Gay, as she is fondly called by friends, taught in the MSU-IIT at the then School of Arts and Sciences (SAS) in the late 70s when she inspired young artists to establish the Integrated Performing Arts Guild (IPAG). Her most significant legacy is her teaching of the pangalay that has since been been transcreated into the signature IPAG idiom.
The RM Award, the Asian equivalent to the Nobel, cites Amilbangsa in creatively propagating a dance form that celebrates and deepens the sense of shared cultural identity among Asians.
Her dream of having the pangalay which she propagated through a pedagogy as a living tradition has found grounds in numerous IPAG productions.
Amilbangsa received a gold medallion and a $30,000 prize. She is the daughter of a Catholic political family in Marikina city and married a TauSug schoolmate from a prominent clan.
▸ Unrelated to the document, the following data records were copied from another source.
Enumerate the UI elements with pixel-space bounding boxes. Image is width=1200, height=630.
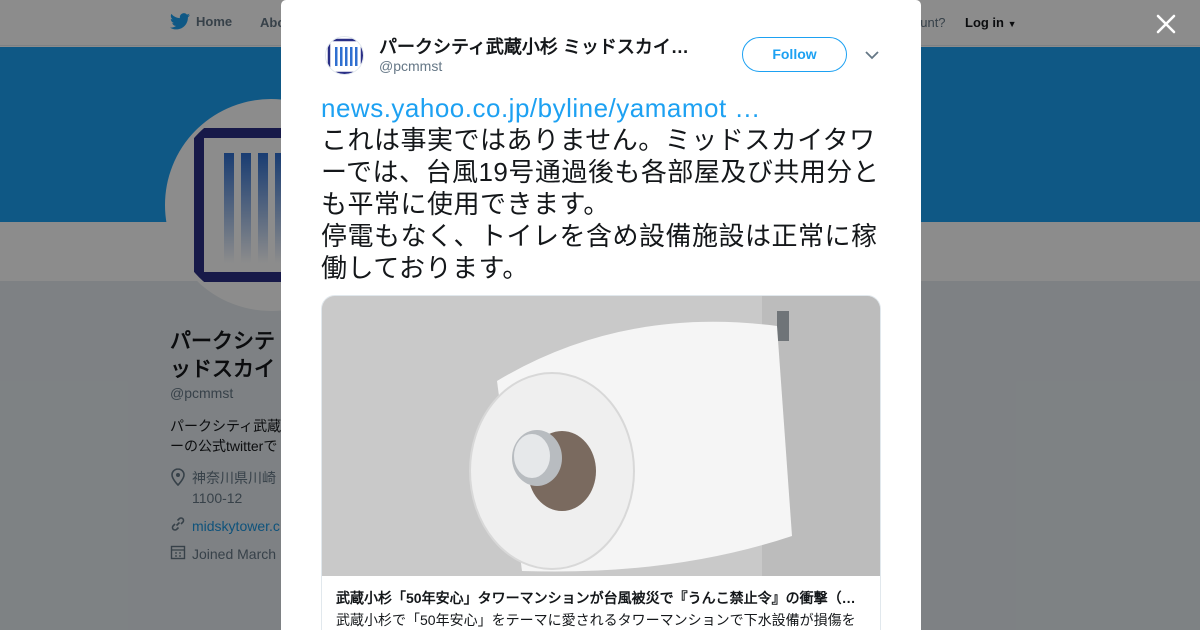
link-card[interactable]: 武蔵小杉「50年安心」タワーマンションが台風被災で『うんこ禁止令』の衝撃（… 武…	[321, 295, 881, 630]
tweet-author-avatar[interactable]	[325, 36, 364, 75]
tweet-modal: パークシティ武蔵小杉 ミッドスカイ… @pcmmst Follow news.y…	[281, 0, 921, 630]
tweet-author-handle[interactable]: @pcmmst	[379, 58, 442, 74]
tweet-link[interactable]: news.yahoo.co.jp/byline/yamamot …	[321, 92, 886, 124]
close-icon	[1156, 14, 1176, 34]
follow-button[interactable]: Follow	[742, 37, 847, 72]
tweet-body: これは事実ではありません。ミッドスカイタワーでは、台風19号通過後も各部屋及び共…	[321, 125, 880, 283]
tweet-options-button[interactable]	[863, 46, 881, 64]
card-description: 武蔵小杉で「50年安心」をテーマに愛されるタワーマンションで下水設備が損傷を	[336, 612, 856, 628]
toilet-paper-image	[322, 296, 880, 576]
tweet-text: news.yahoo.co.jp/byline/yamamot … これは事実で…	[321, 92, 886, 284]
chevron-down-icon	[865, 51, 879, 60]
card-image	[322, 296, 880, 576]
close-button[interactable]	[1155, 13, 1177, 35]
tweet-author-name[interactable]: パークシティ武蔵小杉 ミッドスカイ…	[379, 33, 709, 59]
card-title[interactable]: 武蔵小杉「50年安心」タワーマンションが台風被災で『うんこ禁止令』の衝撃（…	[336, 588, 866, 608]
brand-logo-icon	[326, 37, 363, 74]
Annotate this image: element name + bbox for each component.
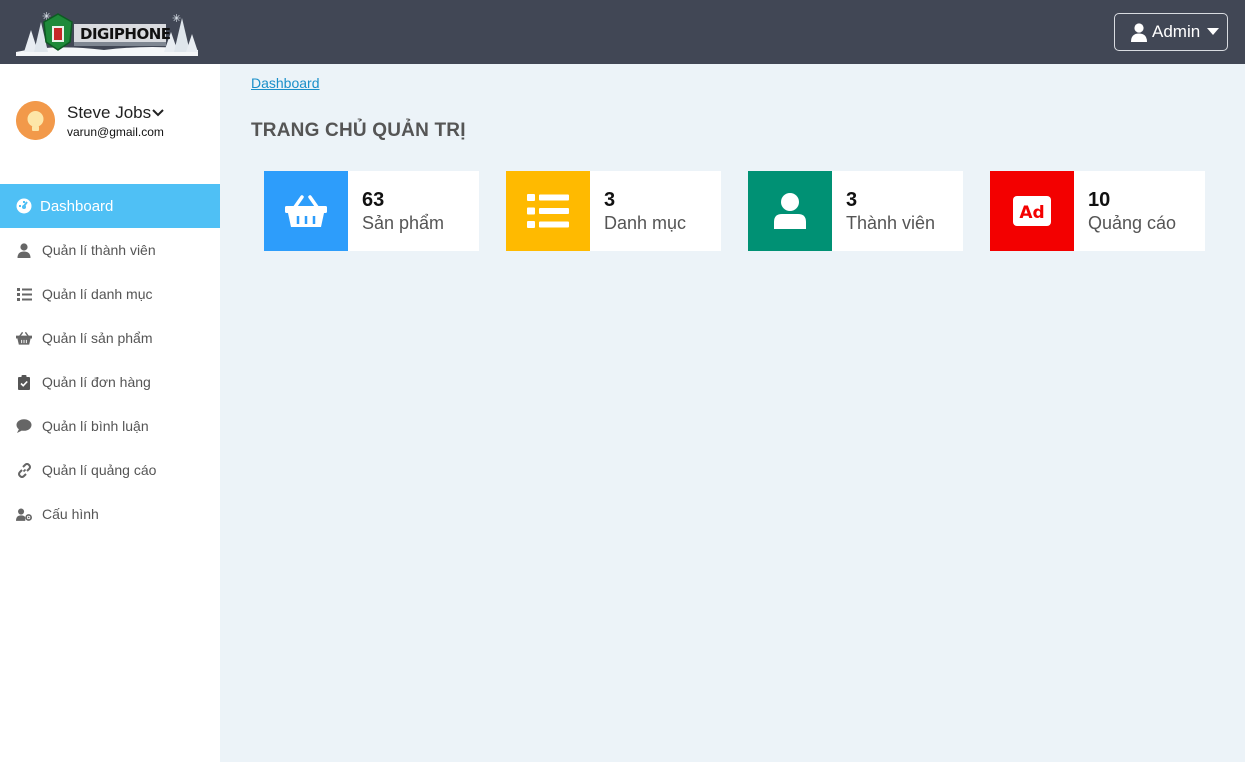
stat-card-ads[interactable]: Ad 10 Quảng cáo — [990, 171, 1205, 251]
sidebar-item-members[interactable]: Quản lí thành viên — [0, 228, 220, 272]
admin-menu-button[interactable]: Admin — [1114, 13, 1228, 51]
sidebar-nav: Dashboard Quản lí thành viên Quản lí dan… — [0, 184, 220, 536]
sidebar-item-label: Quản lí danh mục — [42, 286, 153, 302]
avatar — [16, 101, 55, 140]
clipboard-check-icon — [16, 374, 32, 390]
admin-label: Admin — [1152, 22, 1201, 41]
stat-card-products[interactable]: 63 Sản phẩm — [264, 171, 479, 251]
sidebar-item-label: Quản lí thành viên — [42, 242, 156, 258]
user-name: Steve Jobs — [67, 103, 152, 122]
stat-value: 3 — [846, 189, 858, 211]
comment-icon — [16, 418, 32, 434]
svg-text:✳: ✳ — [172, 12, 181, 25]
stat-value: 10 — [1088, 189, 1111, 211]
user-email: varun@gmail.com — [67, 125, 164, 139]
ad-icon: Ad — [990, 171, 1074, 251]
page-title: TRANG CHỦ QUẢN TRỊ — [251, 120, 466, 141]
sidebar-item-label: Dashboard — [40, 197, 114, 215]
stat-card-categories[interactable]: 3 Danh mục — [506, 171, 721, 251]
caret-down-icon — [1207, 28, 1219, 35]
link-icon — [16, 462, 32, 478]
stat-label: Danh mục — [604, 213, 687, 233]
stat-label: Thành viên — [846, 213, 936, 233]
sidebar-item-categories[interactable]: Quản lí danh mục — [0, 272, 220, 316]
stat-label: Sản phẩm — [362, 213, 445, 233]
user-icon — [1131, 22, 1147, 42]
logo[interactable]: ✳ ✳ DIGIPHONE — [14, 8, 200, 56]
sidebar-item-ads[interactable]: Quản lí quảng cáo — [0, 448, 220, 492]
stat-card-members[interactable]: 3 Thành viên — [748, 171, 963, 251]
sidebar-item-orders[interactable]: Quản lí đơn hàng — [0, 360, 220, 404]
list-icon — [506, 171, 590, 251]
sidebar-item-label: Quản lí đơn hàng — [42, 374, 151, 390]
logo-text: DIGIPHONE — [80, 25, 171, 43]
sidebar-item-label: Quản lí bình luận — [42, 418, 149, 434]
sidebar-item-label: Quản lí sản phẩm — [42, 330, 153, 346]
svg-text:Ad: Ad — [1019, 203, 1044, 223]
stat-value: 3 — [604, 189, 616, 211]
user-icon — [16, 242, 32, 258]
user-icon — [748, 171, 832, 251]
stat-value: 63 — [362, 189, 385, 211]
dashboard-icon — [16, 198, 32, 214]
basket-icon — [264, 171, 348, 251]
user-cog-icon — [16, 506, 32, 522]
sidebar-item-settings[interactable]: Cấu hình — [0, 492, 220, 536]
list-icon — [16, 286, 32, 302]
user-profile[interactable]: Steve Jobs varun@gmail.com — [16, 101, 216, 141]
sidebar: Steve Jobs varun@gmail.com Dashboard Quả… — [0, 64, 220, 762]
sidebar-item-label: Cấu hình — [42, 506, 99, 522]
breadcrumb-link[interactable]: Dashboard — [251, 75, 320, 91]
stat-label: Quảng cáo — [1088, 213, 1177, 233]
chevron-down-icon[interactable] — [152, 109, 164, 117]
sidebar-item-dashboard[interactable]: Dashboard — [0, 184, 220, 228]
sidebar-item-label: Quản lí quảng cáo — [42, 462, 157, 478]
sidebar-item-comments[interactable]: Quản lí bình luận — [0, 404, 220, 448]
basket-icon — [16, 330, 32, 346]
top-navbar: ✳ ✳ DIGIPHONE Admin — [0, 0, 1245, 64]
sidebar-item-products[interactable]: Quản lí sản phẩm — [0, 316, 220, 360]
She moved to Sulu where she was bewitched by the elegance of the pangalay.
The dance style that pre-dates the arrival of Islam and Christianity finds similarities with other dances in Cambodia, Myanmar, Thailand, Indonesia and other parts of Southeast Asia. Originally a Sanskrit word meaning “temple dancing,” which also means “gift offering” among Sulu villagers, Amilbangsa describes the form as “stillness in motion.”